The pound is trading with a weaker bias after the Bank of England hinted at an imminent shift onto a more accommodative footing – increasing the likelihood of an August move – even as it kept policy settings unchanged in its latest decision. Just two members of the Bank’s policy committee – Swati Dhingra and Deputy Governor Dave Ramsden – again backed a cut, but the meeting record described the decision for the other seven as “finely balanced,” implying that more data could push the majority toward easing rates in August. In comments issued alongside an unchanged statement, Governor Bailey said “We need to be sure that inflation will stay low and that’s why we’ve decided to hold rates at 5.25 percent for now,” triggering a near-doubling in odds on a rate cut at the August decision – from below 30 percent to almost 60 percent.

Data out yesterday showed headline inflation hitting the Bank’s target for the first time since the spring of 2021, but price growth in the services sector remained uncomfortably high at 5.7 percent year over year, 0.4 percent above the forecast embedded in the May Monetary Policy Report. With another consumer price index report due before the Bank meets in August, we suspect that relief is coming: the vacancy-to-unemployment ratio in services – which typically foreshadows changes in wage growth – is pointing to softness ahead, and a range of other indicators are suggesting that salary demands are easing. It seems many policymakers are of a similar bent, with the meeting minutes saying “The upside news in services price inflation relative to the May report did not alter significantly the disinflationary trajectory that the economy was on”.

The euro is coming under modest selling pressure after the European Commission backed taking disciplinary action against France and Italy over their borrowing levels, adding to debt sustainability concerns at the core of the common currency area. The Commission, which is nominally responsible for monitoring compliance with the European Union’s budget rules, recommended launching an “Excessive Deficit Procedure” – which is triggered when a country’s fiscal imbalance exceeds 3 percent of gross domestic product or its government debt-to-gross domestic product ratio exceeds 60 percent and is not diminishing at a ‘satisfactory pace’ – against France, Italy, Belgium, Slovakia and Malta in the euro area, along with Poland and Hungary outside it.
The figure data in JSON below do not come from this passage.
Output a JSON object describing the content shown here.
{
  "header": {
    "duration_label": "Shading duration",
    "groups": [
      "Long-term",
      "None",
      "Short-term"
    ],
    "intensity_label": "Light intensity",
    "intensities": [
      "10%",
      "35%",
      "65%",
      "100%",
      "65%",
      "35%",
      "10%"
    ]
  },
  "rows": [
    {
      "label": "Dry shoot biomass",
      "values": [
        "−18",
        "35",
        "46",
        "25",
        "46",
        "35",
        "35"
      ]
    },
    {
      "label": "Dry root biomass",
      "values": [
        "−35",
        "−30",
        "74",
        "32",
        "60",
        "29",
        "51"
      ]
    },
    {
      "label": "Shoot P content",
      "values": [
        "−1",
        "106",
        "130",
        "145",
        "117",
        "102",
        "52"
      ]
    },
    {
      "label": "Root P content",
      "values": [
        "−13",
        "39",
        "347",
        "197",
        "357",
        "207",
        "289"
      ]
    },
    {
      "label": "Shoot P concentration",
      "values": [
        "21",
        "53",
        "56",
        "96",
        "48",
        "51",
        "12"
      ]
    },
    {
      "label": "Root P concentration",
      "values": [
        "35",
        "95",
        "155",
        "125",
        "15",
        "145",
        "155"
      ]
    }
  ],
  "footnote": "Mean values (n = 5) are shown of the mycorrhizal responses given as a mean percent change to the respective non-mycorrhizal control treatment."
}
We doubt the Commission’s efforts at shaming governments will do much to shift the political calculus in the upcoming French legislative election. The Excessive Deficit process can theoretically lead to fees amounting to 0.05 percent of gross domestic product, and ineligibility for protection under some of the European Central Bank’s bond-buying programmes, but parties on both ends of the French political spectrum – the right-wing National Rally and the left-wing New Popular Front – have outlined plans that would likely take debt even higher, suggesting that they don’t take the these penalties terribly seriously. Fiscal discipline is beginning to make a comeback across the wider euro bloc, but big differences between government deficit levels – as depicted below – mean that stresses will continue to build within the common currency area.

China’s yuan is trading near an eight-month low as traders bet the central bank will continue slow-walking the currency lower in an effort to provide more domestic monetary accommodation and boost external competitiveness. The People’s Bank of China last night set its fix – the mid-point level that determines the allowable trading range – at 7.1192 per dollar, the lowest since November, and the so-called “national team” of state-directed banks and securities firms neglected to step in as the currency edged toward the top of its band. The yuan hasn’t yet hit last year’s lows, but its decline could have wider consequences as ‘renminbi bloc’ currencies like the South Korean won, Indonesian rupiah, Malaysian ringgit, Philippine peso, Taiwanese dollar, Singaporean dollar, Thai baht – and arguably the Indian rupee – edge lower. Further appreciation in the trade-weighted greenback could exacerbate negative rhetoric surrounding the US trade deficit, and put exchange rates back in the crosshairs for politicians campaigning in this year’s presidential election.